CEOs explain the benefits of using a proprietary OS
What’s it like to run a bespoke in-house operating system? Locaria’s Hannes Ben and Code and Theory’s Michael Treff share their experience.
“Hi Mike, how’s it going?” Hannes Ben, CEO of Locaria, asks.
“Great to see you as always,” comes the reply from Michael Treff, CEO of Code and Theory. This casual beachside exchange at Cannes Lions 2025 sets the stage for a conversation at Stagwell Beach with real substance. Not about hype, but about how technology is transforming marketing workflows and what it takes to connect creativity, data, and culture at scale.
Asked what feels different this year, Treff doesn’t hesitate. “By far the hottest temperature year for sure,” he jokes. “But the real difference is how much is happening outside, so many more conversations, and so many more people.”
“We have a lot more technology here. A lot more CTOs. And a lot more talk not just about data for marketing, but data for business enablement.”
Treff points to a wider trend across the festival: the collapsing of traditional departmental silos. “We’re seeing convergence between marketing, data, tech, and product. That’s a great thing.”
The Machine
This convergence is exactly what The Machine, Stagwell’s proprietary AI-enabled OS, is built to support. “We’re building The Machine to connect people, data, and tools. It’s our work orchestration tool,” Treff explains.
Rather than functioning as a standalone product, The Machine is designed to sit at the center of how agencies and clients work together, whether in single or multi-agency engagements.
“We’re integrating our data, media, creative, insight, research, with client data in a clean proprietary environment,” he says. “The goal is to build an orchestration layer that connects our teams with client teams, bringing data and enablement into the actual place where people do the work. Whatever software you’re on, whatever stack you’re using, we bring the insights to you.”

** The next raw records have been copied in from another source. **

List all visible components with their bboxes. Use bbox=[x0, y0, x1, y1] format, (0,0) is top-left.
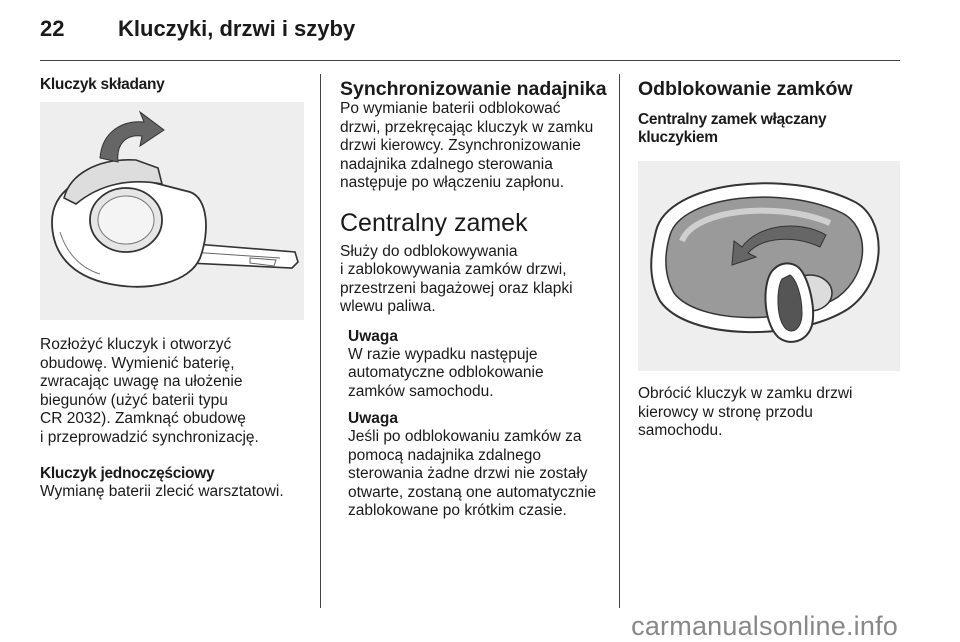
battery-replacement-text: Rozłożyć kluczyk i otworzyć obudowę. Wymienić baterię, zwracając uwagę na ułożenie biegunów (użyć baterii typu CR 2032). Zamknąć obudowę i przeprowadzić synchronizację. bbox=[40, 336, 259, 446]
section-title-unlocking: Odblokowanie zamków bbox=[638, 78, 853, 100]
central-lock-text: Służy do odblokowywania i zablokowywania zamków drzwi, przestrzeni bagażowej oraz klapki wlewu paliwa. bbox=[340, 242, 573, 315]
section-title-central-lock: Centralny zamek bbox=[340, 208, 528, 237]
site-watermark: carmanualsonline.info bbox=[631, 611, 898, 641]
lift-arrow-icon bbox=[100, 112, 164, 162]
section-title-one-piece-key: Kluczyk jednoczęściowy bbox=[40, 465, 215, 482]
section-title-sync: Synchronizowanie nadajnika bbox=[340, 78, 607, 100]
door-lock-illustration bbox=[638, 161, 900, 371]
note-auto-relock: Uwaga Jeśli po odblokowaniu zamków za pomocą nadajnika zdalnego sterowania żadne drzwi nie zostały otwarte, zostaną one automatycznie zablokowane po krótkim czasie. bbox=[348, 410, 612, 521]
note-title: Uwaga bbox=[348, 410, 398, 427]
door-lock-drawing bbox=[638, 161, 900, 371]
column-1 bbox=[40, 76, 308, 502]
folding-key-drawing bbox=[40, 102, 304, 320]
column-divider-2 bbox=[619, 74, 620, 608]
page-heading: Kluczyki, drzwi i szyby bbox=[118, 16, 356, 41]
note-title: Uwaga bbox=[348, 327, 398, 345]
header-rule bbox=[40, 60, 900, 61]
page-number: 22 bbox=[40, 16, 65, 41]
note-accident: Uwaga W razie wypadku następuje automatyczne odblokowanie zamków samochodu. bbox=[348, 328, 612, 402]
column-divider-1 bbox=[320, 74, 321, 608]
unlock-instructions-text: Obrócić kluczyk w zamku drzwi kierowcy w stronę przodu samochodu. bbox=[638, 385, 853, 439]
one-piece-key-text: Wymianę baterii zlecić warsztatowi. bbox=[40, 483, 284, 500]
section-title-folding-key: Kluczyk składany bbox=[40, 76, 165, 93]
column-2 bbox=[340, 78, 612, 521]
column-3 bbox=[638, 78, 900, 441]
folding-key-illustration bbox=[40, 102, 304, 320]
sync-text: Po wymianie baterii odblokować drzwi, przekręcając kluczyk w zamku drzwi kierowcy. Zsynchronizowanie nadajnika zdalnego sterowania następuje po włączeniu zapłonu. bbox=[340, 100, 594, 191]
subsection-title-key-central-lock: Centralny zamek włączany kluczykiem bbox=[638, 111, 827, 146]
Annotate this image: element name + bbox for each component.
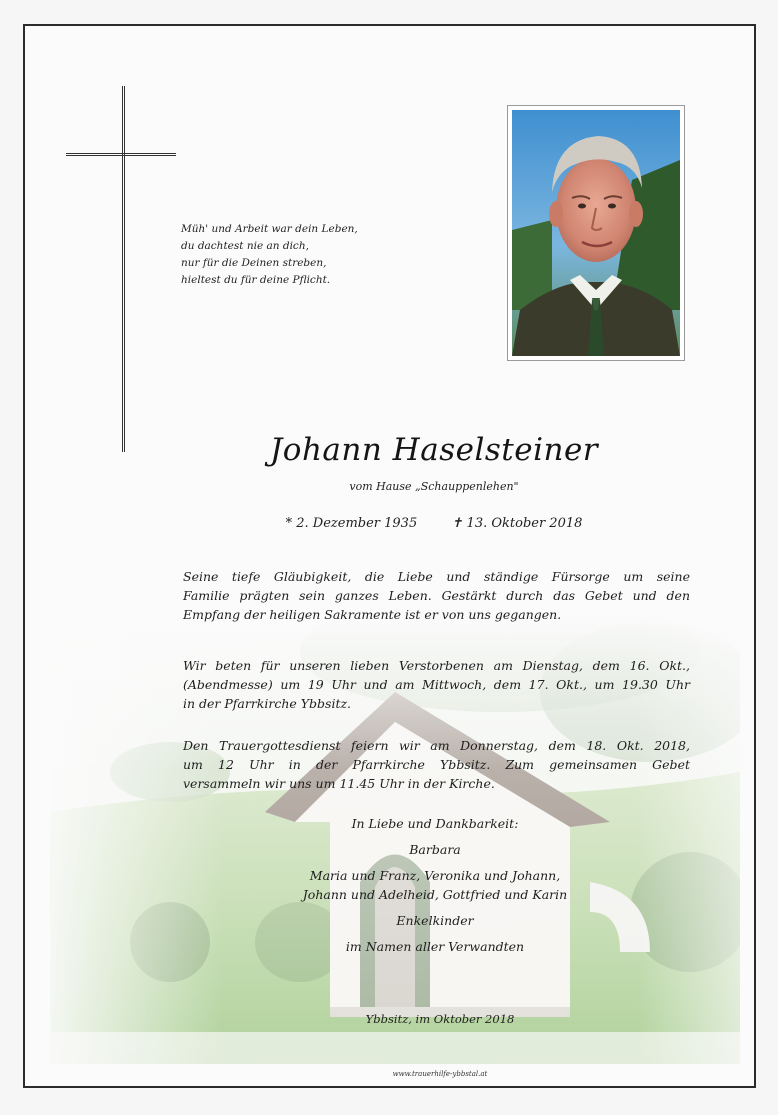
poem [181, 221, 441, 289]
mourner-relatives: im Namen aller Verwandten [345, 939, 525, 954]
poem-line: du dachtest nie an dich, [181, 240, 309, 252]
birth-star-icon: * [285, 516, 293, 531]
paragraph-prayer [183, 656, 690, 713]
paragraph-line: um 12 Uhr in der Pfarrkirche Ybbsitz. Zum gemeinsamen Gebet [183, 757, 690, 772]
mourner-children: Johann und Adelheid, Gottfried und Karin [302, 887, 568, 902]
poem-line: Müh' und Arbeit war dein Leben, [181, 223, 358, 235]
paragraph-line: Empfang der heiligen Sakramente ist er von uns gegangen. [183, 607, 562, 622]
cross-icon-vertical [122, 86, 125, 452]
death-cross-icon: ✝ [451, 516, 463, 531]
house-name: vom Hause „Schauppenlehen" [349, 480, 519, 493]
place-date: Ybbsitz, im Oktober 2018 [365, 1012, 515, 1026]
deceased-name: Johann Haselsteiner [269, 432, 599, 468]
death-date: 13. Oktober 2018 [466, 516, 583, 531]
mourner-children: Maria und Franz, Veronika und Johann, [309, 868, 561, 883]
life-dates [0, 516, 778, 531]
mourners-list [200, 814, 670, 956]
paragraph-line: Familie prägten sein ganzes Leben. Gestärkt durch das Gebet und den [183, 588, 690, 603]
paragraph-line: Seine tiefe Gläubigkeit, die Liebe und ständige Fürsorge um seine [183, 569, 690, 584]
paragraph-faith [183, 567, 690, 624]
portrait-frame [507, 105, 685, 361]
paragraph-line: Den Trauergottesdienst feiern wir am Donnerstag, dem 18. Okt. 2018, [183, 738, 690, 753]
birth-date: 2. Dezember 1935 [296, 516, 418, 531]
mourner-spouse: Barbara [409, 842, 461, 857]
paragraph-line: versammeln wir uns um 11.45 Uhr in der Kirche. [183, 776, 495, 791]
mourner-grandchildren: Enkelkinder [396, 913, 474, 928]
paragraph-line: Wir beten für unseren lieben Verstorbenen am Dienstag, dem 16. Okt., [183, 658, 690, 673]
poem-line: hieltest du für deine Pflicht. [181, 274, 331, 286]
paragraph-line: in der Pfarrkirche Ybbsitz. [183, 696, 352, 711]
mourners-intro: In Liebe und Dankbarkeit: [351, 816, 519, 831]
paragraph-line: (Abendmesse) um 19 Uhr und am Mittwoch, dem 17. Okt., um 19.30 Uhr [183, 677, 690, 692]
portrait-photo [512, 110, 680, 356]
website-link[interactable]: www.trauerhilfe-ybbstal.at [392, 1070, 488, 1078]
cross-icon-horizontal [66, 153, 176, 156]
poem-line: nur für die Deinen streben, [181, 257, 327, 269]
paragraph-funeral [183, 736, 690, 793]
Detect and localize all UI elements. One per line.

Treff is clear on the value proposition: automation isn’t about reducing quality; it’s about reallocating time. “We want to shift time away from labor-intensive deliverables to imagination, orchestration, and control over the work we’re creating,” he explains.
The Machine is built on an open architecture, meaning it can integrate with tools clients already use, Adobe among them. “We have a great relationship with Adobe,” he says. “Workfront will be a key component; it’s the glue that enables the orchestration layer.”
Open architecture
But Treff is equally emphatic that integration doesn’t stop at the big-name platforms. “Because it’s open architecture, we want to integrate the proprietary tools we have within Stagwell, and Locate is a central thesis of that.”
Locate, Locaria’s platform for transcreation, research, and localization, allows teams to manage adaptation without breaking the creative flow.
“Why is that important?” Treff asks. “Because we’re tying transcreation and asset specificity into one workflow, from upstream insight and audience development, to brief creation, brand platform concepting, all the way through.”
Freeing time
Treff is cautious about focusing too much on individual software. “Everyone’s asking, ‘Are you using this tool or that one?’ And honestly, I think that’s the wrong approach.”
“The tools will get there, whether we build them or someone else does,” he says. “There are 25, 45, 100 new tools a day. We’re focused on integrating and orchestrating them so that they interact with our clients and businesses without forcing them to change everything to fit our stack.”
When asked about the future balance between human and machine, Treff is direct.
“We’re all lying to ourselves if we say there won’t be an impact on labor,” he says. “Of course there is.” But he stresses that it’s not about replacement, it’s about refocus.
“Let the machines do the things that take too long, that are uninspiring, that aren’t value-additive to clients,” he says. “That frees up time for imagination, real concepting, real strategic insight, things that move the business needle. We want humans focused on orchestration, connecting teams, workflows, data, and tools. And making sure we understand what we want our humans to be doing and maximizing that.”
Bespoke, specific
Ben brings the conversation back to language and culture. “In the language world, only 1% of content is translated,” he explains. “That’s why many languages go extinct. But with AI, we can now create any piece of content, in any language, at any moment in time. That’s never been possible before.”
Ben says this is a major step forward. “Today, it’s often just changing the language or visuals. But by connecting downstream transcreation with upstream insight, we can create entire bespoke pieces of content for specific targets in specific markets.”
He adds: “We focus less on linear translation, more on the irrational, unpredictable human aspect of language.”
And, Treff concludes: “We don’t want the telephone game of asset creation. We want a bespoke, specific, and purposeful asset for that moment, for that person.”